Taming your cashflow: tips for managing cashflow for small businesses

1. Measure effectively using assets and liabilities

Ever looked at your statement and thought "wow, it looks like we're having a good month" and then BAM! you're hit with last month’s bill from a supplier? One of the ways we can manage cashflow is to use effective measurement techniques, to see what is making money and what isn't. Assets and Liabilities are a great way to do this. Identify what parts of your business are burning through cash, by separating them into assets (property, plant, equipment) and liabilities (loans, legal costs, etc.). Through this, you can even find focus points to hone in on your cash burn, and mitigate any excessive spending areas.

2. Be an accounting detective

It's Friday. You've had a long day. You're tired. You've had a big week. You still have to balance your books, and you detect some unusual spending for this month. You have two options: a) leave it be and deal with it another day, or b) spend your time finding where the unusual spending came from. Most of the time it won't be from a single big spend, but the aggregation of several factors which all need attention. Detective work is hard, but it ensures you are always one step ahead of the cashflow beast.

3. Undertaking a project, ensure costs are estimated beforehand.

Projects in business are very important. Whether they are refitting a shop, to upgrading the company-wide IT infrastructure, the cost estimations of a project almost always cost more than they were planned to. While being accurate in cost estimations is important, it's equally important to give yourself a worst case scenario cost, or how much you are willing to spend before the project gets shut down. Every change we make comes with a cost, and if we know how much we're willing to spend to make it happen we can more easily way up our options.

4. Build checks for customers and suppliers alike

If being late is the new on time, customers and suppliers need to be kept in check for their payments. If customers’ payments are running late, this may disrupt cashflow, and in turn disrupt your business (and not the good kind of disruption). Make sure your customers pay on time, and set a protocol to ensure they do so. By doing so, you make sure you can pay suppliers on time, and keep an accurate account of your cashflow.

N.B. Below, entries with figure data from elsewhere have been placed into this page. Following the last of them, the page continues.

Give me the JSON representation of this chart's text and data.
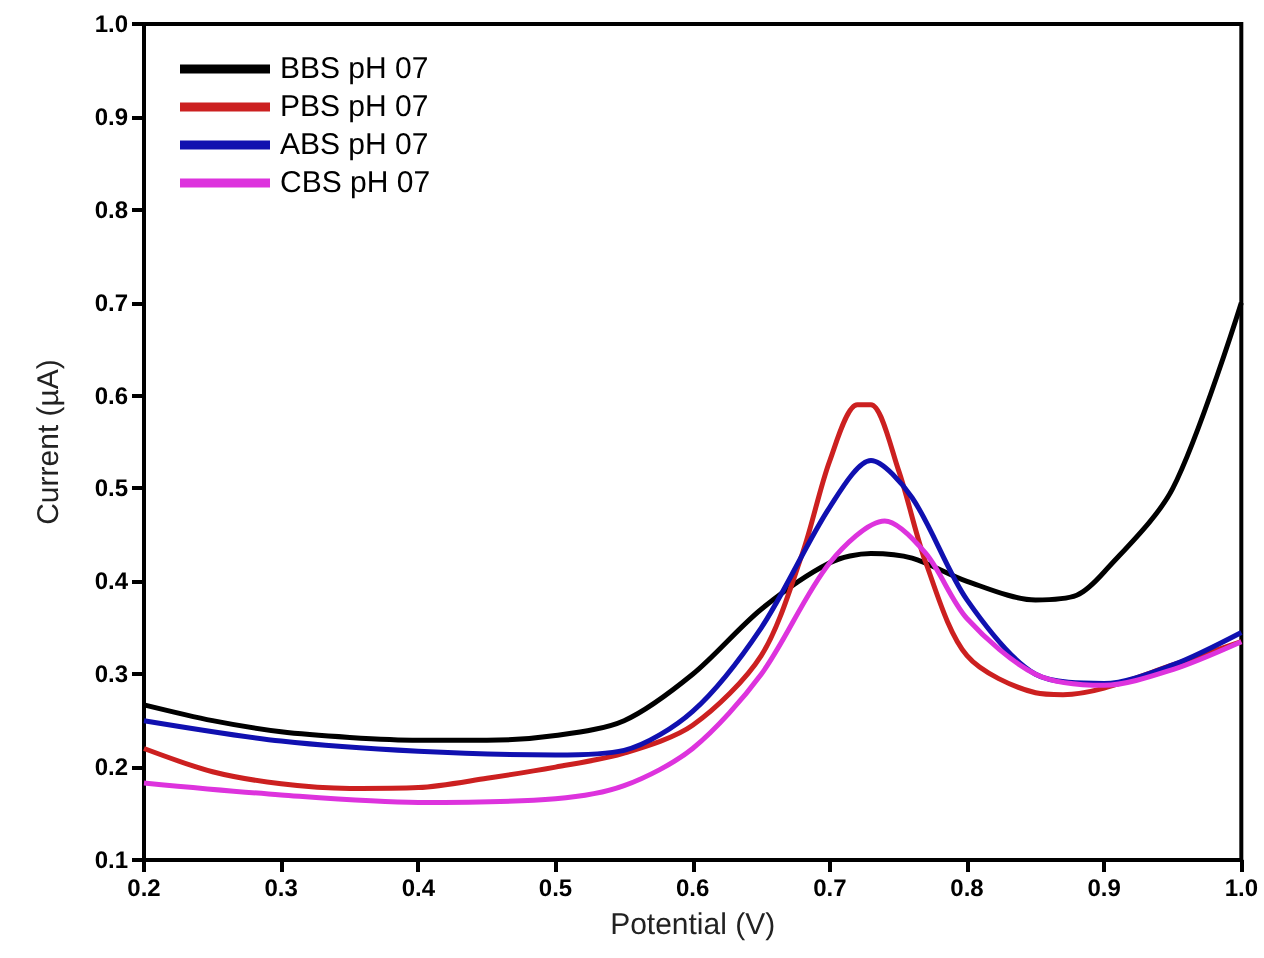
{
  "chart_data": {
    "type": "line",
    "xlabel": "Potential (V)",
    "ylabel": "Current (µA)",
    "xlim": [
      0.2,
      1.0
    ],
    "ylim": [
      0.1,
      1.0
    ],
    "xticks": [
      0.2,
      0.3,
      0.4,
      0.5,
      0.6,
      0.7,
      0.8,
      0.9,
      {
        "value": 1,
        "label": "1.0"
      }
    ],
    "yticks": [
      0.1,
      0.2,
      0.3,
      0.4,
      0.5,
      0.6,
      0.7,
      0.8,
      0.9,
      {
        "value": 1,
        "label": "1.0"
      }
    ],
    "grid": false,
    "legend": "top left",
    "marker": "none",
    "line_style": "solid",
    "series": [
      {
        "name": "BBS pH 07",
        "color": "#000000",
        "x": [
          0.2,
          0.25,
          0.3,
          0.35,
          0.4,
          0.45,
          0.5,
          0.55,
          0.6,
          0.65,
          0.7,
          0.73,
          0.76,
          0.8,
          0.85,
          0.88,
          0.9,
          0.95,
          1.0
        ],
        "values": [
          0.267,
          0.25,
          0.238,
          0.232,
          0.229,
          0.229,
          0.234,
          0.25,
          0.3,
          0.37,
          0.42,
          0.43,
          0.425,
          0.4,
          0.38,
          0.385,
          0.41,
          0.5,
          0.7
        ]
      },
      {
        "name": "PBS pH 07",
        "color": "#cc2020",
        "x": [
          0.2,
          0.25,
          0.3,
          0.35,
          0.4,
          0.45,
          0.5,
          0.55,
          0.6,
          0.65,
          0.68,
          0.7,
          0.72,
          0.73,
          0.75,
          0.77,
          0.8,
          0.85,
          0.87,
          0.9,
          0.95,
          1.0
        ],
        "values": [
          0.22,
          0.195,
          0.182,
          0.177,
          0.178,
          0.188,
          0.2,
          0.215,
          0.245,
          0.32,
          0.43,
          0.53,
          0.59,
          0.59,
          0.52,
          0.42,
          0.32,
          0.28,
          0.278,
          0.285,
          0.31,
          0.335
        ]
      },
      {
        "name": "ABS pH 07",
        "color": "#1010b0",
        "x": [
          0.2,
          0.3,
          0.4,
          0.5,
          0.55,
          0.6,
          0.65,
          0.7,
          0.73,
          0.76,
          0.8,
          0.85,
          0.9,
          0.95,
          1.0
        ],
        "values": [
          0.25,
          0.228,
          0.217,
          0.213,
          0.218,
          0.26,
          0.35,
          0.48,
          0.53,
          0.49,
          0.38,
          0.3,
          0.29,
          0.31,
          0.345
        ]
      },
      {
        "name": "CBS pH 07",
        "color": "#dd33dd",
        "x": [
          0.2,
          0.3,
          0.4,
          0.5,
          0.55,
          0.6,
          0.65,
          0.7,
          0.74,
          0.77,
          0.8,
          0.85,
          0.9,
          0.95,
          1.0
        ],
        "values": [
          0.183,
          0.17,
          0.162,
          0.166,
          0.18,
          0.22,
          0.3,
          0.42,
          0.465,
          0.43,
          0.36,
          0.3,
          0.288,
          0.305,
          0.335
        ]
      }
    ]
  }
}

5. Survive shortfalls through preparation

We all know the phrase "winter is coming", but we can use this mentality in business to ensure our survival, keeping one step ahead of cashflow. Winter can symbolise a loss of supplier, a drop in customers, or even a change in staffing availability, and in order to manage cashflow effectively during this time our best bet is building a contingency plan. Putting plans in place for the event of a shortfall like building a hiring network, having a backup supplier or even being prepared to drop that morning coffee can be the difference between being in the red and black.